Lightsail
The aim of the Starshot project is to send a tiny spacecraft propelled by an enormous rectangular photon sail to the Alpha Centauri star system, where it would fly past the Earth-like planet Proxima Centauri b. In this artist's concept, the four red beams emitted from the corners of the sail depict laser pulses for communication with Earth. Planetary Habitability Laboratory, Univesity of Puerto Rico at Arecibo

For those looking for signs of life outside our solar system, the hunting ground doesn’t get more fertile than the Alpha Centauri star system. Of the three gravitationally-bound stars in the system located just about 4.3 light-years from Earth, at least one — Proxima Centauri — has a potentially habitable exoplanet locked in orbit around it.

Last April, British cosmologist Stephen Hawking and Russian billionaire investor Yuri Milner announced the launch of the Breakthrough Starshot initiative — a $100 million project that aims to use ground-based laser beamers to accelerate nanocrafts attached to lightsails to up to 20 percent the speed of light. If this is achieved, it would allow the tiny spacecraft to reach the Alpha Centauri system in just 20 years.

However, such a mission would have at least one obvious drawback. If the space probes are travelling at speeds of over 100 million miles per hour, they’d shoot right past Alpha Centauri in less time than it would take to snap a decent photograph of the star system.

The question, then, is: what can be done to slow down the nanocrafts long enough to not only examine the stars Alpha Centauri A and B, but to also venture close to the red dwarf Proxima Centauri and study the Earth-like planet Proxima b?

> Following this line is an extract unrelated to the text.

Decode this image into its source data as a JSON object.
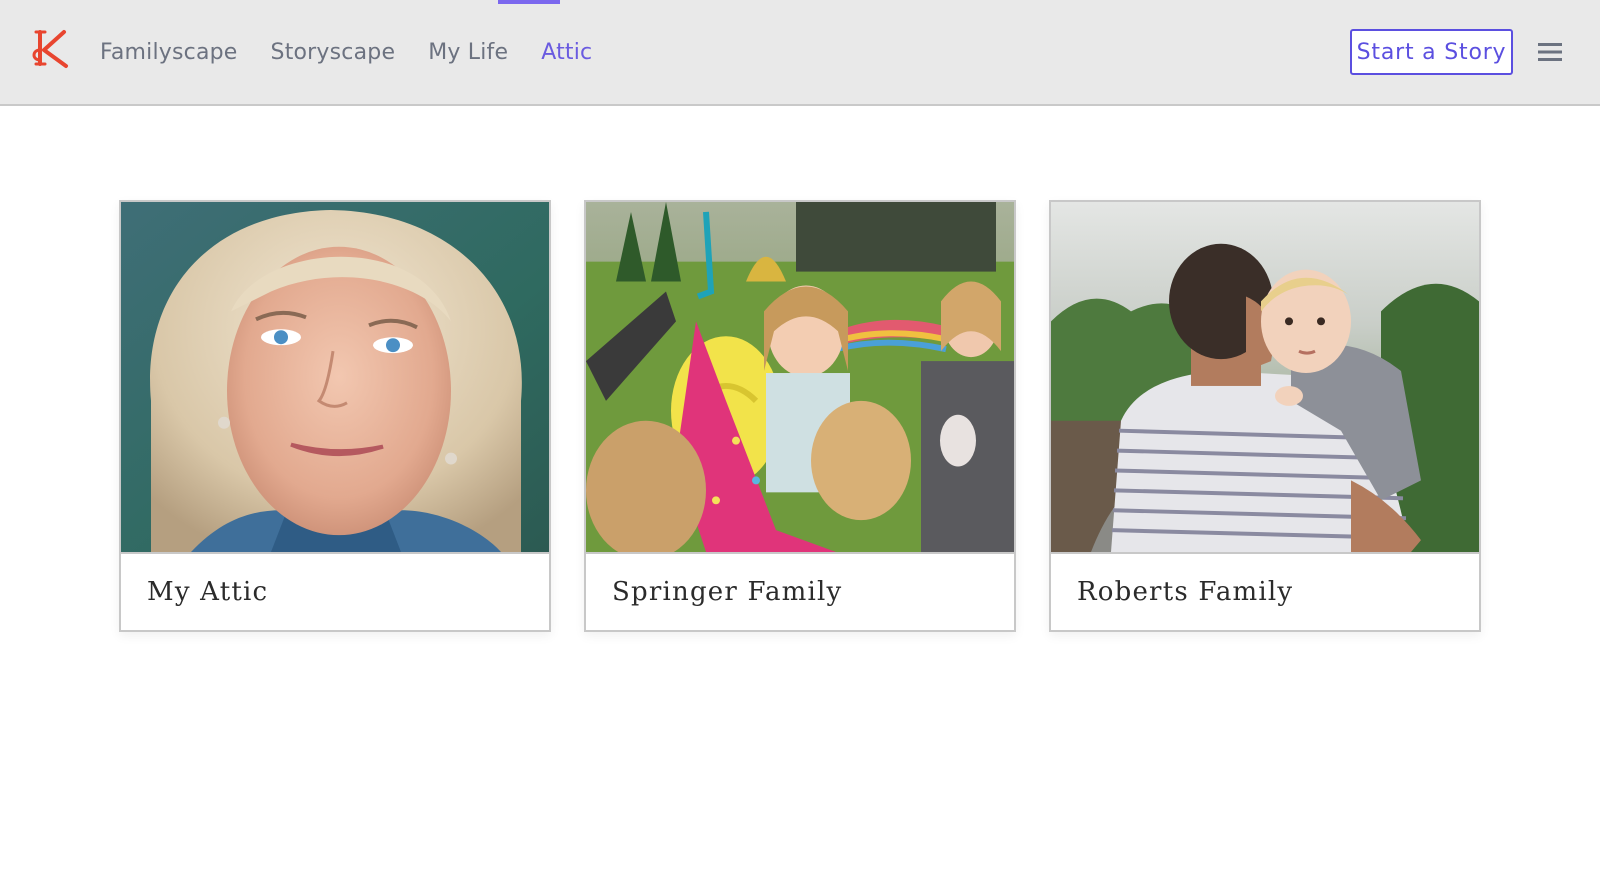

Two researchers from the Max Planck Institute for Solar System Research in Göttingen, Germany — René Heller and Michael Hippke — have now put forward a proposal. In a study published Wednesday in the Astrophysical Journal letters, they suggest using the radiation and gravity of the Alpha Centauri stars to decelerate the probes.

“The solution is for the probe’s sail to be redeployed upon arrival so that the spacecraft would be optimally decelerated by the incoming radiation from the stars in the Alpha Centauri system,” the Max Planck Institute explained in a statement. “During the approach to Alpha Centauri, the braking force would increase. The stronger the braking force, the more effectively the spacecraft’s speed can be reduced upon arrival. Vice versa, the same physics could be used to accelerate the sail at departure from the solar system, using the sun as a photon cannon.”

The researchers’ proposal is based on computer simulations involving probes weighing less than 100 grams, each fitted with an enormous 1.1 million square feet lightsail (the size of about 14 soccer fields) made of an ultra-light but tough material like graphene — much larger than the ones currently being envisioned by the Starshot initiative. This proposal also allows the probes to be accelerated by the sun while moving away from Earth, removing the need to build a dedicated ground-based laser system.

The catch, however, under Hippke and Heller’s plan, is that the probes can only be accelerated to 4.6 percent the speed of light. As a result, instead of the 20-year timeline Starshot is aiming for, the journey to Alpha Centauri would take about 95 years. And, if the probes are then sent toward Proxima Centauri, it would take another 46 years.

“Our new mission concept could yield a high scientific return, but only the grandchildren of our grandchildren would receive it. Starshot, on the other hand, works on a timescale of decades and could be realized in one generation. So we might have identified a longterm, follow-up concept for Starshot,” Heller said in the statement. “We could soon be entering an era in which humans can leave their own star system to explore exoplanets using fly-by missions.”